Banser sebagai Benteng Ulama dan Negara
Dalam kesempatan tersebut, Cak Abdillah juga menegaskan bahwa peran utama Banser adalah sebagai benteng ulama dan benteng negara. Ia mengingatkan agar Banser tidak justru terlibat dalam konflik yang melibatkan ulama, terutama terkait urusan politik.
“Banser itu benteng ulama dan benteng negara. Jangan sampai ada Banser yang malah berseberangan dengan kiai karena urusan partai. Biarkan saja mereka, kita fokus menjaga,” tegasnya.
Menurutnya, keberadaan Banser menjadi tidak terlihat apabila kondisi di Banyuwangi kondusif. Hal ini karena tugas Banser adalah menjaga keamanan dan ketertiban, sehingga ketika tidak ada ancaman atau permasalahan, perannya tidak tampak.
“Kalau Banyuwangi ini kondusif, berarti Bansernya tidak laku.

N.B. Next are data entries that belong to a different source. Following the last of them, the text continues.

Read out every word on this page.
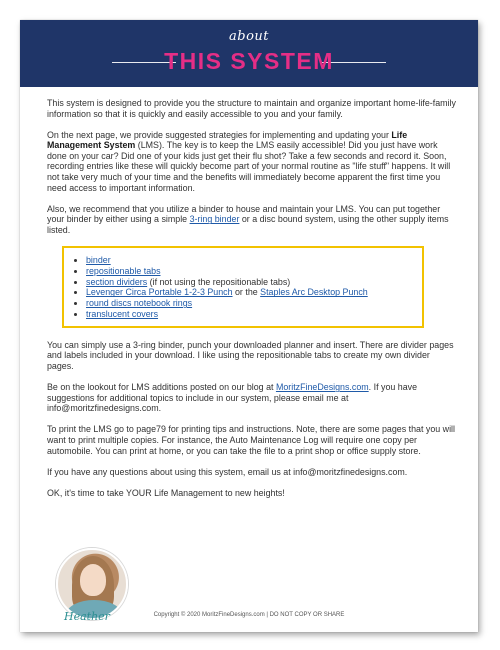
about
THIS SYSTEM

This system is designed to provide you the structure to maintain and organize important home-life-family information so that it is quickly and easily accessible to you and your family.

On the next page, we provide suggested strategies for implementing and updating your Life Management System (LMS). The key is to keep the LMS easily accessible! Did you just have work done on your car? Did one of your kids just get their flu shot? Take a few seconds and record it. Soon, recording entries like these will quickly become part of your normal routine as "life stuff" happens. It will not take very much of your time and the benefits will immediately become apparent the first time you need access to important information.

Also, we recommend that you utilize a binder to house and maintain your LMS. You can put together your binder by either using a simple 3-ring binder or a disc bound system, using the other supply items listed.

• binder
• repositionable tabs
• section dividers (if not using the repositionable tabs)
• Levenger Circa Portable 1-2-3 Punch or the Staples Arc Desktop Punch
• round discs notebook rings
• translucent covers

You can simply use a 3-ring binder, punch your downloaded planner and insert. There are divider pages and labels included in your download. I like using the repositionable tabs to create my own divider pages.

Be on the lookout for LMS additions posted on our blog at MoritzFineDesigns.com. If you have suggestions for additional topics to include in our system, please email me at info@moritzfinedesigns.com.

To print the LMS go to page79 for printing tips and instructions. Note, there are some pages that you will want to print multiple copies. For instance, the Auto Maintenance Log will require one copy per automobile. You can print at home, or you can take the file to a print shop or office supply store.

If you have any questions about using this system, email us at info@moritzfinedesigns.com.

OK, it's time to take YOUR Life Management to new heights!

Heather	Copyright © 2020 MoritzFineDesigns.com | DO NOT COPY OR SHARE
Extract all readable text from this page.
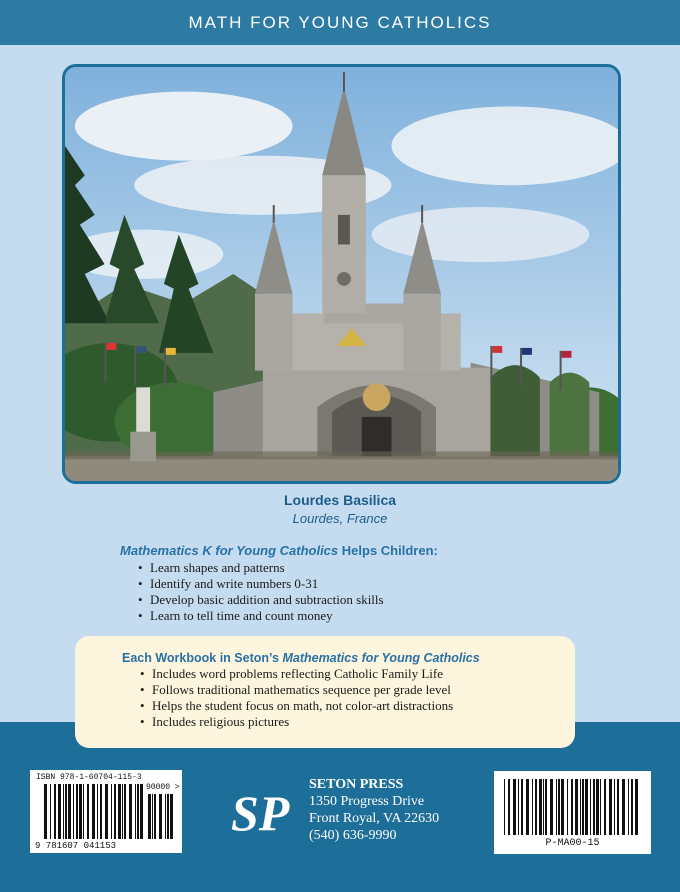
MATH FOR YOUNG CATHOLICS
Lourdes Basilica
Lourdes, France
Mathematics K for Young Catholics Helps Children:
• Learn shapes and patterns
• Identify and write numbers 0-31
• Develop basic addition and subtraction skills
• Learn to tell time and count money
Each Workbook in Seton’s Mathematics for Young Catholics
• Includes word problems reflecting Catholic Family Life
• Follows traditional mathematics sequence per grade level
• Helps the student focus on math, not color-art distractions
• Includes religious pictures
ISBN 978-1-60704-115-3
90000 >
9 781607 041153	P-MA00-15
SP
SETON PRESS
1350 Progress Drive
Front Royal, VA 22630
(540) 636-9990
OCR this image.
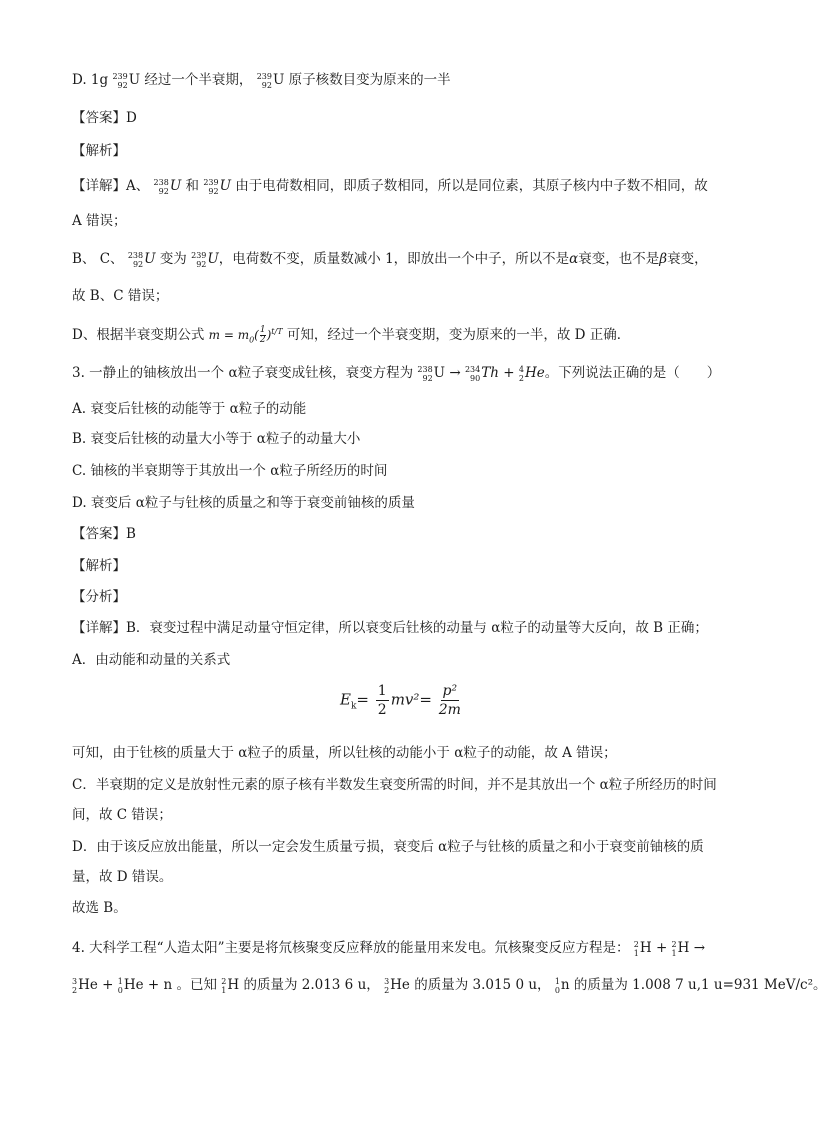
D. 1g 239
92 U 经过一个半衰期， 239
92 U 原子核数目变为原来的一半
【答案】D
【解析】
【详解】A、 238
92 U 和 239
92 U 由于电荷数相同，即质子数相同，所以是同位素，其原子核内中子数不相同，故
A 错误；
B、 C、 238
92 U 变为 239
92 U，电荷数不变，质量数减小 1，即放出一个中子，所以不是α衰变，也不是β衰变，
故 B、C 错误；
D、根据半衰变期公式 $m = m_0( \frac{1}{2} )^{t/T}$ 可知，经过一个半衰变期，变为原来的一半，故 D 正确．
3. 一静止的铀核放出一个 α粒子衰变成钍核，衰变方程为 238
92 U → 234
90 Th + 4
2 He。下列说法正确的是（　　）
A. 衰变后钍核的动能等于 α粒子的动能
B. 衰变后钍核的动量大小等于 α粒子的动量大小
C. 铀核的半衰期等于其放出一个 α粒子所经历的时间
D. 衰变后 α粒子与钍核的质量之和等于衰变前铀核的质量
【答案】B
【解析】
【分析】
【详解】B．衰变过程中满足动量守恒定律，所以衰变后钍核的动量与 α粒子的动量等大反向，故 B 正确；
A．由动能和动量的关系式
$E_k= \frac{1}{2} mv^2= \frac{\text{p²}}{2m}$
可知，由于钍核的质量大于 α粒子的质量，所以钍核的动能小于 α粒子的动能，故 A 错误；
C．半衰期的定义是放射性元素的原子核有半数发生衰变所需的时间，并不是其放出一个 α粒子所经历的时间
间，故 C 错误；
D．由于该反应放出能量，所以一定会发生质量亏损，衰变后 α粒子与钍核的质量之和小于衰变前铀核的质
量，故 D 错误。
故选 B。
4. 大科学工程“人造太阳”主要是将氘核聚变反应释放的能量用来发电。氘核聚变反应方程是： 2
1 H + 2
1 H →
3
2 He + 1
0 He + n 。已知 2
1 H 的质量为 2.013 6 u， 3
2 He 的质量为 3.015 0 u， 1
0 n 的质量为 1.008 7 u,1 u=931 MeV/c²。
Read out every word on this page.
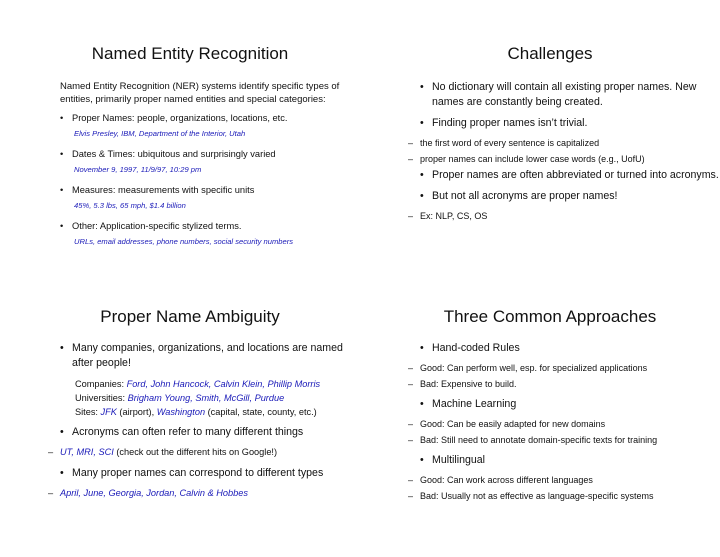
Named Entity Recognition

Named Entity Recognition (NER) systems identify specific types of entities, primarily proper named entities and special categories:

• Proper Names: people, organizations, locations, etc.
Elvis Presley, IBM, Department of the Interior, Utah
• Dates & Times: ubiquitous and surprisingly varied
November 9, 1997, 11/9/97, 10:29 pm
• Measures: measurements with specific units
45%, 5.3 lbs, 65 mph, $1.4 billion
• Other: Application-specific stylized terms.
URLs, email addresses, phone numbers, social security numbers
Challenges
• No dictionary will contain all existing proper names. New names are constantly being created.
• Finding proper names isn’t trivial.
– the first word of every sentence is capitalized
– proper names can include lower case words (e.g., UofU)
• Proper names are often abbreviated or turned into acronyms.
• But not all acronyms are proper names!
– Ex: NLP, CS, OS
Proper Name Ambiguity
• Many companies, organizations, and locations are named after people!
Companies: Ford, John Hancock, Calvin Klein, Phillip Morris
Universities: Brigham Young, Smith, McGill, Purdue
Sites: JFK (airport), Washington (capital, state, county, etc.)
• Acronyms can often refer to many different things
– UT, MRI, SCI (check out the different hits on Google!)
• Many proper names can correspond to different types
– April, June, Georgia, Jordan, Calvin & Hobbes
Three Common Approaches
• Hand-coded Rules
– Good: Can perform well, esp. for specialized applications
– Bad: Expensive to build.
• Machine Learning
– Good: Can be easily adapted for new domains
– Bad: Still need to annotate domain-specific texts for training
• Multilingual
– Good: Can work across different languages
– Bad: Usually not as effective as language-specific systems
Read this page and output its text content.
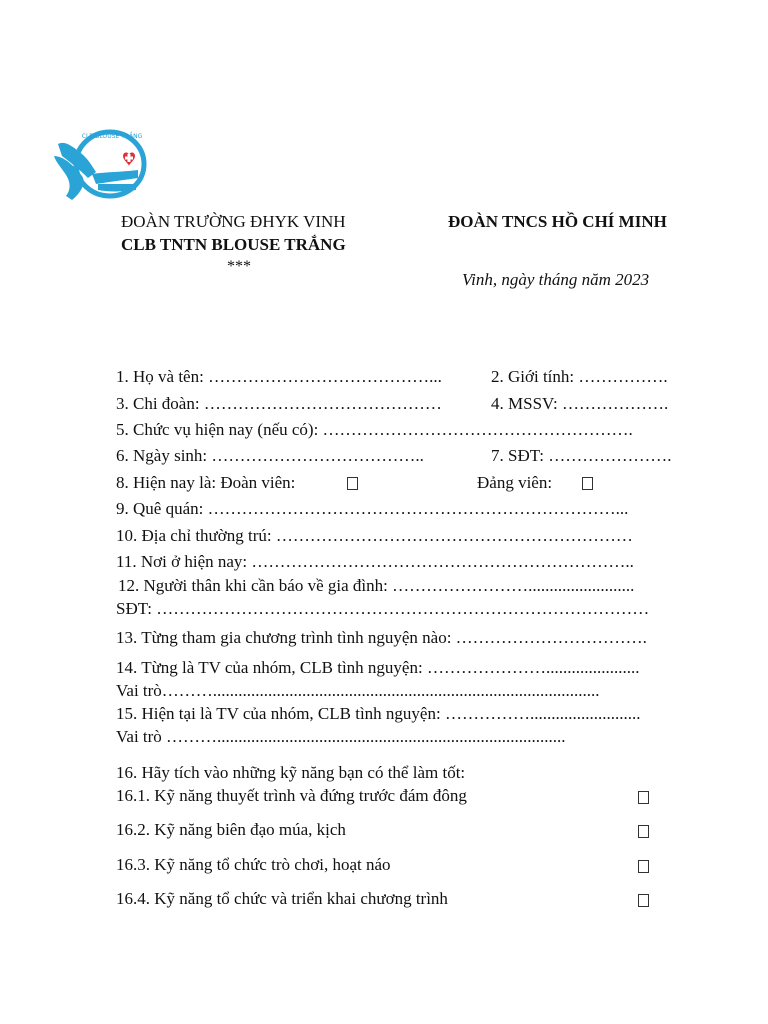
CLB BLOUSE TRẮNG
ĐOÀN TRƯỜNG ĐHYK VINH
CLB TNTN BLOUSE TRẮNG
***
ĐOÀN TNCS HỒ CHÍ MINH
Vinh, ngày tháng năm 2023
1. Họ và tên: …………………………………...	2. Giới tính: …………….
3. Chi đoàn: ……………………………………	4. MSSV: ……………….
5. Chức vụ hiện nay (nếu có): ……………………………………………….
6. Ngày sinh: ………………………………..	7. SĐT: ………………….
8. Hiện nay là: Đoàn viên:	Đảng viên:
9. Quê quán: ………………………………………………………………...
10. Địa chỉ thường trú: ………………………………………………………
11. Nơi ở hiện nay: …………………………………………………………..
12. Người thân khi cần báo về gia đình: …………………….........................
SĐT: ……………………………………………………………………………
13. Từng tham gia chương trình tình nguyện nào: …………………………….
14. Từng là TV của nhóm, CLB tình nguyện: …………………......................
Vai trò………...........................................................................................
15. Hiện tại là TV của nhóm, CLB tình nguyện: ……………..........................
Vai trò ………..................................................................................
16. Hãy tích vào những kỹ năng bạn có thể làm tốt:
16.1. Kỹ năng thuyết trình và đứng trước đám đông
16.2. Kỹ năng biên đạo múa, kịch
16.3. Kỹ năng tổ chức trò chơi, hoạt náo
16.4. Kỹ năng tổ chức và triển khai chương trình
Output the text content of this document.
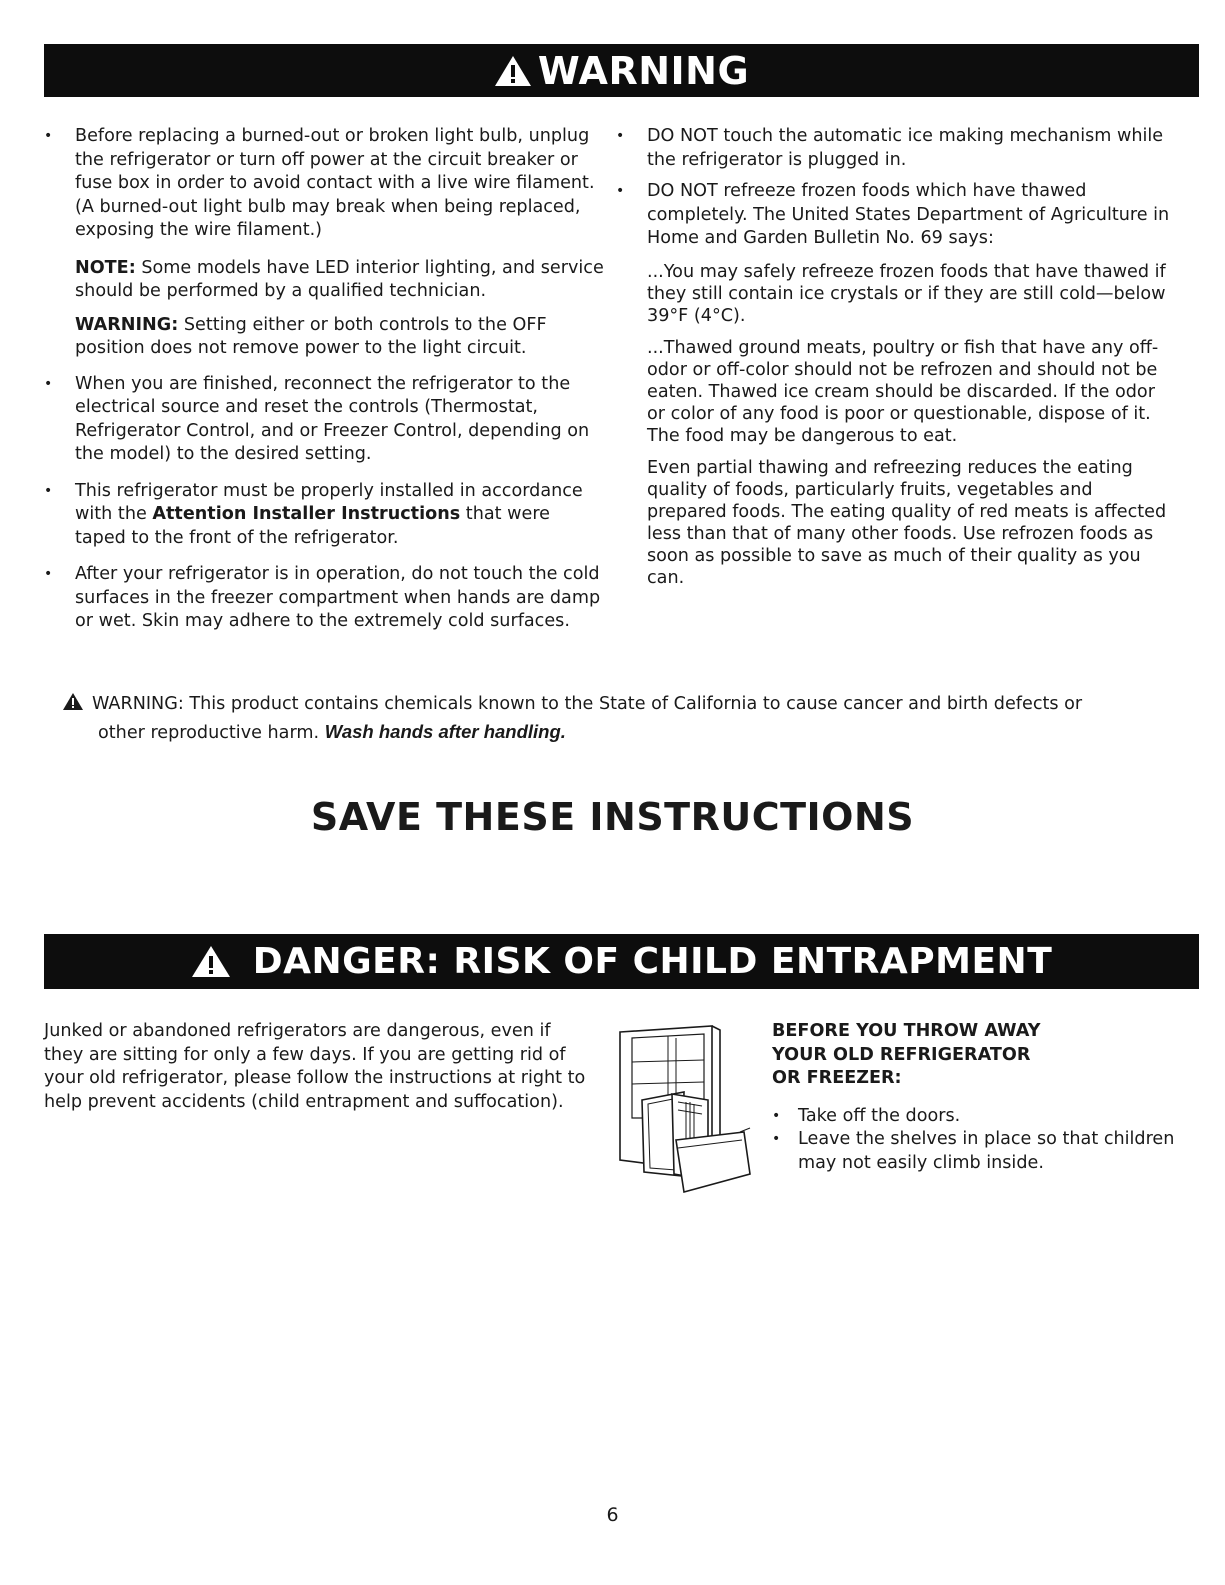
WARNING
• Before replacing a burned-out or broken light bulb, unplug the refrigerator or turn off power at the circuit breaker or fuse box in order to avoid contact with a live wire filament. (A burned-out light bulb may break when being replaced, exposing the wire filament.)
NOTE: Some models have LED interior lighting, and service should be performed by a qualified technician.
WARNING: Setting either or both controls to the OFF position does not remove power to the light circuit.
• When you are finished, reconnect the refrigerator to the electrical source and reset the controls (Thermostat, Refrigerator Control, and or Freezer Control, depending on the model) to the desired setting.
• This refrigerator must be properly installed in accordance with the Attention Installer Instructions that were taped to the front of the refrigerator.
• After your refrigerator is in operation, do not touch the cold surfaces in the freezer compartment when hands are damp or wet. Skin may adhere to the extremely cold surfaces.
• DO NOT touch the automatic ice making mechanism while the refrigerator is plugged in.
• DO NOT refreeze frozen foods which have thawed completely. The United States Department of Agriculture in Home and Garden Bulletin No. 69 says:
...You may safely refreeze frozen foods that have thawed if they still contain ice crystals or if they are still cold—below 39°F (4°C).
...Thawed ground meats, poultry or fish that have any off-odor or off-color should not be refrozen and should not be eaten. Thawed ice cream should be discarded. If the odor or color of any food is poor or questionable, dispose of it. The food may be dangerous to eat.
Even partial thawing and refreezing reduces the eating quality of foods, particularly fruits, vegetables and prepared foods. The eating quality of red meats is affected less than that of many other foods. Use refrozen foods as soon as possible to save as much of their quality as you can.
WARNING: This product contains chemicals known to the State of California to cause cancer and birth defects or
other reproductive harm. Wash hands after handling.
SAVE THESE INSTRUCTIONS
DANGER: RISK OF CHILD ENTRAPMENT
Junked or abandoned refrigerators are dangerous, even if they are sitting for only a few days. If you are getting rid of your old refrigerator, please follow the instructions at right to help prevent accidents (child entrapment and suffocation).
BEFORE YOU THROW AWAY
YOUR OLD REFRIGERATOR
OR FREEZER:
• Take off the doors.
• Leave the shelves in place so that children may not easily climb inside.
6
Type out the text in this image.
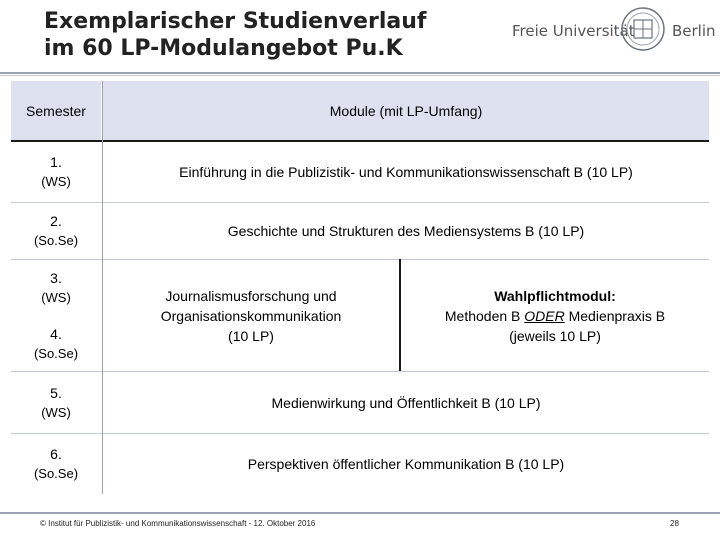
Exemplarischer Studienverlauf
im 60 LP-Modulangebot Pu.K
Freie Universität Berlin
Semester	Module (mit LP-Umfang)
1.
(WS)
Einführung in die Publizistik- und Kommunikationswissenschaft B (10 LP)
2.
(So.Se)
Geschichte und Strukturen des Mediensystems B (10 LP)
3.
(WS)
4.
(So.Se)
Journalismusforschung und
Organisationskommunikation
(10 LP)
Wahlpflichtmodul:
Methoden B ODER Medienpraxis B
(jeweils 10 LP)
5.
(WS)
Medienwirkung und Öffentlichkeit B (10 LP)
6.
(So.Se)
Perspektiven öffentlicher Kommunikation B (10 LP)
© Institut für Publizistik- und Kommunikationswissenschaft - 12. Oktober 2016	28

Padahal, saya yakin Banyuwangi tidak sepenuhnya kondusif,” kata Cak Abdillah.
Tantangan Banser dalam Organisasi
Dalam diskusi ini, hasil survei peminatan kader Ansor terhadap Banser juga menjadi bahan evaluasi. Berdasarkan survei yang dilakukan sebelumnya oleh PC GP Ansor Banyuwangi terhadap 500 kader, hanya 33 persen yang tertarik bergabung dengan Banser, sedangkan mayoritas atau 46 persen lebih memilih Rijalul Ansor.
Cak Abdillah melihat angka ini sebagai tantangan bagi Ansor Banyuwangi dalam memperkuat peran Banser di masyarakat. Menurutnya, minimnya peminatan terhadap Banser bisa jadi disebabkan oleh kurangnya perhatian terhadap kaderisasi dan minimnya daya tarik program Banser.
“Kita ini punya pasukan ribuan, tapi kalah dengan organisasi lain. Kalau Banser ingin kuat dan diminati, maka Banyuwangi harus dibuat ‘ruwet’,” ujarnya.
Pernyataan ini mengindikasikan bahwa Banser harus lebih aktif dalam berbagai kegiatan sosial, keagamaan, dan kemasyarakatan agar keberadaannya semakin dihargai dan diminati oleh generasi muda.
Dengan berbagai tantangan yang dihadapi, Cak Abdillah berharap Ansor dan Banser Banyuwangi tetap berpegang teguh pada nilai-nilai perjuangan dan tidak menjauh dari para kiai serta pesantren. Kedekatan dengan ulama, menurutnya, adalah kunci utama dalam menjaga soliditas dan keberlanjutan organisasi.
“Kalau ingin masalah Ansor dan Banser selesai, tetaplah dekat dengan Masjid, Mushola, dan Pesantren,” pungkasnya.